Rice is one of the main staple food crops globally, sustaining over four billion people. With increasing food demand due to industrialization and population growth, rice production faces significant opportunities and challenges. Approximately half of the world’s rice production is affected to some extent by arid conditions [1]. Therefore, there is an urgent need for the development of drought-tolerant rice varieties in breeding programs. Breeders commonly employ leaf rolling as a negative selection criterion, where a plant with more rolled leaves under drought conditions is considered drought sensitive, serving as an indicator of drought severity. Leaf rolling quantitative trait loci (QTL) have been studied across different genetic backgrounds of rice. qLRS1.1, identified through meta-analysis, was found to reside in the same genomic region related to the leaf rolling score (LRS) [2,3,4]. Furthermore, qLRI1-1, qLRI9-1, and qLRI10-1 were identified as the leaf rolling indices on chromosomes 1, 9, and 10, which explained 18.8%, 6.7%, and 8.3% of the phenotypic variance, respectively [5]. Meta-QTLs found that qLRI9-1 was co-located with DRO1 (deeper rooting 1) in the same region, which was a quantitative trait locus controlling root growth angle and negatively regulated by auxin in rice [6]. To date, 35 rolled-leaf mutants in rice have been identified, with several representative rolled-leaf genes successfully cloned, for example, OsAGO7 (ZIP/Ago7) [7], OsCOW1/NAL7 (narrow leaf 7) [8], SLL1 (shallot-like 1) [9], ADL1 (adaxialized leaf 1) [10], LC2 (leaf inclination 2) [11], NRL1 (narrow and rolled leaf 1) [12,13], ACL1 (abaxially curled leaf 1) [14], ROC5 (rice outermost cell-specific gene 5) [15], CFL1 (curly flag leaf 1) [16], RL14 (rolling-leaf 14) [17], SRL1 (semi-rolled leaf 1) [18], OsZHD1 (a zinc finger homeodomain 1) [19], OsMYB103L (R2R3-MYB transcription factor) [20], SLL2 (shallot-like 2) [21], REL1 (rolled and erect leaf 1) [22], and SRL2 (semi-rolled leaf 2) [23]. While most cloned rolled-leaf genes are associated with rice vesicular cells, only a few are related to the paraxial or distal polarity of rice leaf development.
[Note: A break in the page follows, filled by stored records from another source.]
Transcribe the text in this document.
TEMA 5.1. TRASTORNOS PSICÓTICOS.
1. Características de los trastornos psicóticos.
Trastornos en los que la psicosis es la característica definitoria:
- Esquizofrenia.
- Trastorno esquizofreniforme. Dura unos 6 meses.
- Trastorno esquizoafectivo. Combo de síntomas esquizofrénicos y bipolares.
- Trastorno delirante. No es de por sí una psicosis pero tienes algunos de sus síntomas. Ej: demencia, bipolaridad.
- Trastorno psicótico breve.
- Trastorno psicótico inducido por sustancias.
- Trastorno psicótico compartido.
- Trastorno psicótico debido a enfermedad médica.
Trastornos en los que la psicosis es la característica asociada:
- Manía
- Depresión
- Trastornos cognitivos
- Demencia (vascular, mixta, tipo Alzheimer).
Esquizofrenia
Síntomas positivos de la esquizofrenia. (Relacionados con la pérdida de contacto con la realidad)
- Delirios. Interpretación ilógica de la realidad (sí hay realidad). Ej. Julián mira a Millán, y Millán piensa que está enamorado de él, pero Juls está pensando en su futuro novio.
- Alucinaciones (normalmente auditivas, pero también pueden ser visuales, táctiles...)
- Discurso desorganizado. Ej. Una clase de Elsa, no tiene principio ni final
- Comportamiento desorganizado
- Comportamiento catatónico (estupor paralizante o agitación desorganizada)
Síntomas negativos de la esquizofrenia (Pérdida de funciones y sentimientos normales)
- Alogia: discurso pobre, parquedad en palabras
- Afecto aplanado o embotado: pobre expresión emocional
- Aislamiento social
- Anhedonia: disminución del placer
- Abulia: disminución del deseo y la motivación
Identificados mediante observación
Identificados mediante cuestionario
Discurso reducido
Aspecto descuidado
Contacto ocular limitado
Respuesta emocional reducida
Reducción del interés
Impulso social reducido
The combination of genome-wide association study and linkage mapping provides a novel approach for the dissection of complex traits in crops. Generally, the joint analysis of these two methods enhances the reliability and accuracy of trait mapping. This has been demonstrated in various crops, revealing traits such as plant height and ear position [24], male inflorescence size [25], husk traits [26], Fusarium verticillioides seed rot resistance [27], thermotolerance of seed-set [28], and flower time-related traits [29] in maize. Coincident regions have also been identified for panicle traits in wheat [30]. Similarly, qAT11 has been identified as a primary alkali tolerance QTL in rice [31]. These studies underscore the feasibility of identifying QTLs or genes associated with seedling drought through the integration of GWAS and linkage mapping.

In this study, we employed a joint analysis method to determine the genetic basis of drought tolerance in rice seedlings. Our findings highlight LOC_Os08g05520 as a new candidate gene crucial for drought tolerance in rice breeding.

2. Materials and Methods

2.1. Plant Materials

The natural population consisted of 295 Japonica rice varieties originating from the three northeastern provinces of China, Russia, Japan, North Korea, and the Republic of Korea This natural population was also used in previous studies [31,32]. The RIL (Recombinant Inbred Lines) consists of 195 individuals constructed by KY131 (drought sensitive) and XBJZ (drought tolerant).

2.2. Drought Tolerance Evaluation at the Seedling Stage

The rice kernels were dried in a 40 °C oven for 7 days to break dormancy [33]. The seed surface was disinfected with 2.5% sodium hypochlorite for 30 min, rinsed with sterile water three times, and then immersed in distilled water for 2 days at 30 °C in a dark environment. Sixty seeds with the same bud length were divided into two parts and cultured in chernozem soil, with 10 seeds per treatment for three replicates. The seeds were grown in a light incubator at 27 °C during the day and 22 °C at night with a relative humidity of 70%. At the two leaves and one core stage, Yoshida nutrient solution (pH = 5.5, 460.854 mg/L) was added to the control every 7 days. Simultaneously, Yoshida plus 20% PEG-6000 nutrient solution (pH = 5.5, 460.854 mg/L) was used for treatment for 10 days. After 10 days of drought stress, LRS was evaluated in three replicates based on the standard evaluation system [34]. Leaf begins to fold (V-shaped) means LRS equals 1; deep leaf fold (deep V) means LRS equals 3; the blade is U-shaped means LRS equals 5; blade edges fastened together (O type) means LRS equals 7; and tightly crimped blade means LRS equals 9. GWAS and linkage analyses were performed using the mean values of three replicates of the LRS.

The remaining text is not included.